Mr Gandhi also believes major construction projects such as the Keepmoat Stadium and Robin Hood Airport are helping to bring about an upturn in fortunes.

He added: “The infrastructure which has been set up in the town over the last five years, with things such as the airport and a new football stadium, is paying off - and we’re selling more and more houses, especially over the last few months.”

Chris Thomson, managing director at Robinson Hornsby, says the property market has increased over the last few months, but he is yet to see the sort of growth stated by the Land Registry.

He said: “We’ve certainly seen some growth over the last 12 months, and our sales are up by 20 per cent year on year.

“I’ve seen price growth of a few per cent in our low to medium range houses. It’s good news for the town, and what we’re looking for is steady growth in the property market, which will serve Doncaster better in the long term.”

Another sign the town’s property market is booming is the number of housing developments springing up including the The Gables development in Chequer Road that will offer 54 houses, all of which can be bought under the Government’s Help to Buy mortgage scheme.

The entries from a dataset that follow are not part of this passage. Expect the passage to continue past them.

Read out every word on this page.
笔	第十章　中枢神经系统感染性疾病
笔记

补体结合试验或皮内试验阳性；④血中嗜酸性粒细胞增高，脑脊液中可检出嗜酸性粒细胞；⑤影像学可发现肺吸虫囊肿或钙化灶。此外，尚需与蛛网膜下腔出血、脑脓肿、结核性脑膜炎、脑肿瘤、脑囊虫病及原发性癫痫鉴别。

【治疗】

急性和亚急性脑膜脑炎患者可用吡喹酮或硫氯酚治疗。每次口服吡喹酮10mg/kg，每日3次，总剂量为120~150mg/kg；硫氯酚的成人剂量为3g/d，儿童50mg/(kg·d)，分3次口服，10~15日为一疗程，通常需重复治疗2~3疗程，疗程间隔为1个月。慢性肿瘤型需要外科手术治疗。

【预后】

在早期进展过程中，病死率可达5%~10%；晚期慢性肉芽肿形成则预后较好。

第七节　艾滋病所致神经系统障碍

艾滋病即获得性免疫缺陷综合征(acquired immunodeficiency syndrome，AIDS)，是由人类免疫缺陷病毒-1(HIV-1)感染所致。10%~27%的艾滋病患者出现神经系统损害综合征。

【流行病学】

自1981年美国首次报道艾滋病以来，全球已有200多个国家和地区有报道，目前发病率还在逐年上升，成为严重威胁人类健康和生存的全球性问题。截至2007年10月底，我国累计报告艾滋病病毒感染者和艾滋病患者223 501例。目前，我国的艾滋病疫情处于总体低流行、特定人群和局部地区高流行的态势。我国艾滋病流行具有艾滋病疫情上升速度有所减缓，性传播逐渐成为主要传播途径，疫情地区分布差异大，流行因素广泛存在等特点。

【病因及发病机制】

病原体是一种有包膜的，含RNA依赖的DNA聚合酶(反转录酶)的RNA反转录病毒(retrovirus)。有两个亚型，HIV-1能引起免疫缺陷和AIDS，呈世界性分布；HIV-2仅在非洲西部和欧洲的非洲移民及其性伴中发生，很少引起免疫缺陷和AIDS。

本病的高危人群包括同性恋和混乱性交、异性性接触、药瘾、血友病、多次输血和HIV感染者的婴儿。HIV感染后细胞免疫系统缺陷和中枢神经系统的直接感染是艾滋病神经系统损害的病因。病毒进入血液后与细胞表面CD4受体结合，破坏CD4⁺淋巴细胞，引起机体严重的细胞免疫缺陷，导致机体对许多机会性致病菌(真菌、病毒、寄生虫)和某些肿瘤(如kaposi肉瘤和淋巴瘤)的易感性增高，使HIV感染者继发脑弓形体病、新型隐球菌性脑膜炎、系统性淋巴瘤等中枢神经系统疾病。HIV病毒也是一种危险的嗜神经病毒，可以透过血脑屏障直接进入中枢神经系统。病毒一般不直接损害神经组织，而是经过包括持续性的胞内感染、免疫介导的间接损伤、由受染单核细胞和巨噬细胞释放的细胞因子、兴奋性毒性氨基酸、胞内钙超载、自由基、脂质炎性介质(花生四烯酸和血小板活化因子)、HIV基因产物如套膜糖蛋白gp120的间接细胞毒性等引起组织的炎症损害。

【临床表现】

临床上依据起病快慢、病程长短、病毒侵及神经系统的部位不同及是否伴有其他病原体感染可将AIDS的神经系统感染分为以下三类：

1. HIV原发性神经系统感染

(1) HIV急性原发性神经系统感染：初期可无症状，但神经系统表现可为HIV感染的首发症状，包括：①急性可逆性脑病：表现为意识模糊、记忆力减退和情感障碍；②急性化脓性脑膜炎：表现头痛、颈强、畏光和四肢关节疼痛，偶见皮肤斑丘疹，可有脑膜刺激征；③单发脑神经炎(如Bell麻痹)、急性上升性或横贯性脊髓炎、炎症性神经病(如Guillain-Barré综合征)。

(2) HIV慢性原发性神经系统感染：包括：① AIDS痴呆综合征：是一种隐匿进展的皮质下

Other developments include the £250 million Carr Lodge estate in Balby which will create 1,500 new homes. The first phase of its development, which started last month, will be completed within three years and will create 241 homes for sale, 66 homes for affordable rent and 22 homes available to buy on a shared ownership basis.

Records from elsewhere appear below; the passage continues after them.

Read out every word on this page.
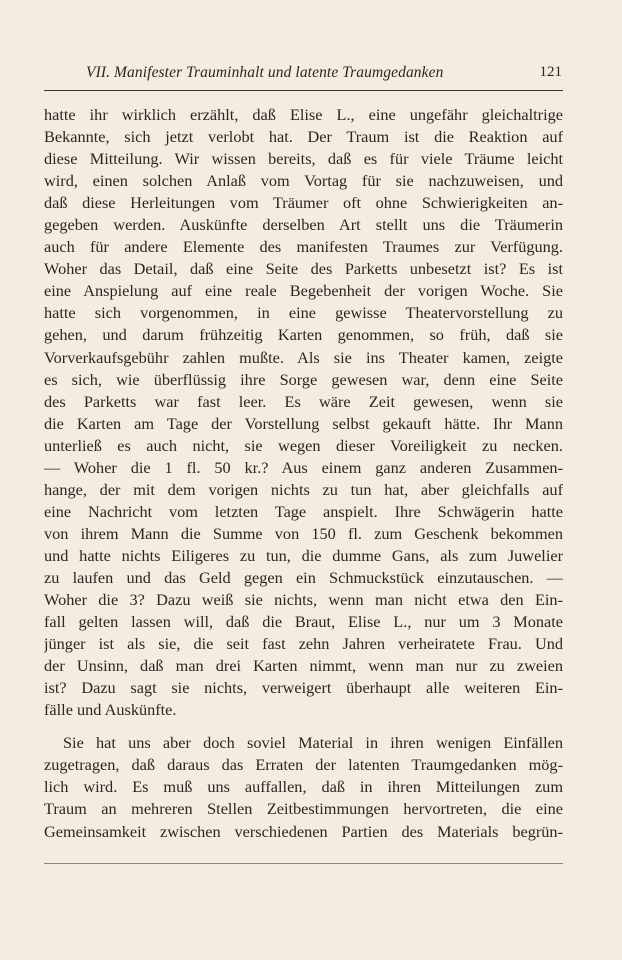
VII. Manifester Trauminhalt und latente Traumgedanken	121
hatte ihr wirklich erzählt, daß Elise L., eine ungefähr gleichaltrige
Bekannte, sich jetzt verlobt hat. Der Traum ist die Reaktion auf
diese Mitteilung. Wir wissen bereits, daß es für viele Träume leicht
wird, einen solchen Anlaß vom Vortag für sie nachzuweisen, und
daß diese Herleitungen vom Träumer oft ohne Schwierigkeiten an-
gegeben werden. Auskünfte derselben Art stellt uns die Träumerin
auch für andere Elemente des manifesten Traumes zur Verfügung.
Woher das Detail, daß eine Seite des Parketts unbesetzt ist? Es ist
eine Anspielung auf eine reale Begebenheit der vorigen Woche. Sie
hatte sich vorgenommen, in eine gewisse Theatervorstellung zu
gehen, und darum frühzeitig Karten genommen, so früh, daß sie
Vorverkaufsgebühr zahlen mußte. Als sie ins Theater kamen, zeigte
es sich, wie überflüssig ihre Sorge gewesen war, denn eine Seite
des Parketts war fast leer. Es wäre Zeit gewesen, wenn sie
die Karten am Tage der Vorstellung selbst gekauft hätte. Ihr Mann
unterließ es auch nicht, sie wegen dieser Voreiligkeit zu necken.
— Woher die 1 fl. 50 kr.? Aus einem ganz anderen Zusammen-
hange, der mit dem vorigen nichts zu tun hat, aber gleichfalls auf
eine Nachricht vom letzten Tage anspielt. Ihre Schwägerin hatte
von ihrem Mann die Summe von 150 fl. zum Geschenk bekommen
und hatte nichts Eiligeres zu tun, die dumme Gans, als zum Juwelier
zu laufen und das Geld gegen ein Schmuckstück einzutauschen. —
Woher die 3? Dazu weiß sie nichts, wenn man nicht etwa den Ein-
fall gelten lassen will, daß die Braut, Elise L., nur um 3 Monate
jünger ist als sie, die seit fast zehn Jahren verheiratete Frau. Und
der Unsinn, daß man drei Karten nimmt, wenn man nur zu zweien
ist? Dazu sagt sie nichts, verweigert überhaupt alle weiteren Ein-
fälle und Auskünfte.
Sie hat uns aber doch soviel Material in ihren wenigen Einfällen
zugetragen, daß daraus das Erraten der latenten Traumgedanken mög-
lich wird. Es muß uns auffallen, daß in ihren Mitteilungen zum
Traum an mehreren Stellen Zeitbestimmungen hervortreten, die eine
Gemeinsamkeit zwischen verschiedenen Partien des Materials begrün-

Simon Nielson, director at Northwood estate agents said: “I think nationally confidence has grown in the market because of the Government’s right to buy scheme and because of the Bank of England have said they won’t increase interest rates until unemployment falls below seven per cent.

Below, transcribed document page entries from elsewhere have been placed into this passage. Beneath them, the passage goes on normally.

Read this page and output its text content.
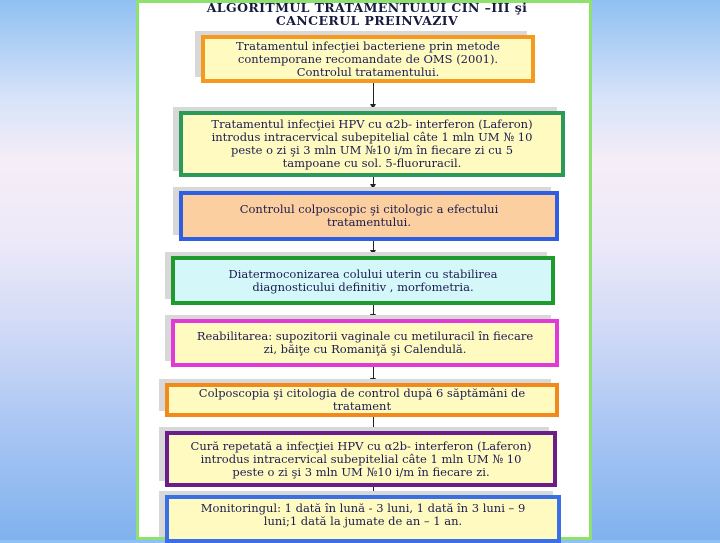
ALGORITMUL TRATAMENTULUI CIN –III şi
CANCERUL PREINVAZIV
Tratamentul infecţiei bacteriene prin metode
contemporane recomandate de OMS (2001).
Controlul tratamentului.
Tratamentul infecţiei HPV cu α2b- interferon (Laferon)
introdus intracervical subepitelial câte 1 mln UM № 10
peste o zi şi 3 mln UM №10 i/m în fiecare zi cu 5
tampoane cu sol. 5-fluoruracil.
Controlul colposcopic şi citologic a efectului
tratamentului.
Diatermoconizarea colului uterin cu stabilirea
diagnosticului definitiv , morfometria.
Reabilitarea: supozitorii vaginale cu metiluracil în fiecare
zi, băiţe cu Romaniţă şi Calendulă.
Colposcopia şi citologia de control după 6 săptămâni de
tratament
Cură repetată a infecţiei HPV cu α2b- interferon (Laferon)
introdus intracervical subepitelial câte 1 mln UM № 10
peste o zi şi 3 mln UM №10 i/m în fiecare zi.
Monitoringul: 1 dată în lună - 3 luni, 1 dată în 3 luni – 9
luni;1 dată la jumate de an – 1 an.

“We’ve seen growth trickle in for the last six months, and it’s particularly grown over the last three months. We’re also opening a new branch in Thorne next month because of how the business has picked up.

“This is definitely good news for Doncaster.”

And it’s not just the estate agents that are predicting a brighter future, business and civic leaders also believe the housing market is starting to pick up.

Phil Harris, chief executive of Doncaster Chamber believes the increase in house prices was an indication of the confidence in the region created through ‘major transformational projects’ such as the link Road connecting the M18 and Robin Hood Airport.

He added: “There is a note of caution, however, that house prices don’t grow too fast causing affordability problems in Doncaster - as wages are not increasing at the same rate.”

Mayor Ros Jones thinks the rise is a sign Doncaster’s economy is performing well.

She said: “This will give further confidence to investors, house builders and the construction industry in general.

“Looking to the future, we are also ensuring land for over 18,500 houses is made available in the town over the next 15 years to cater for a growing population.

“We are conscious, however, that there is a need for more affordable homes and we are currently building new council houses across the borough.”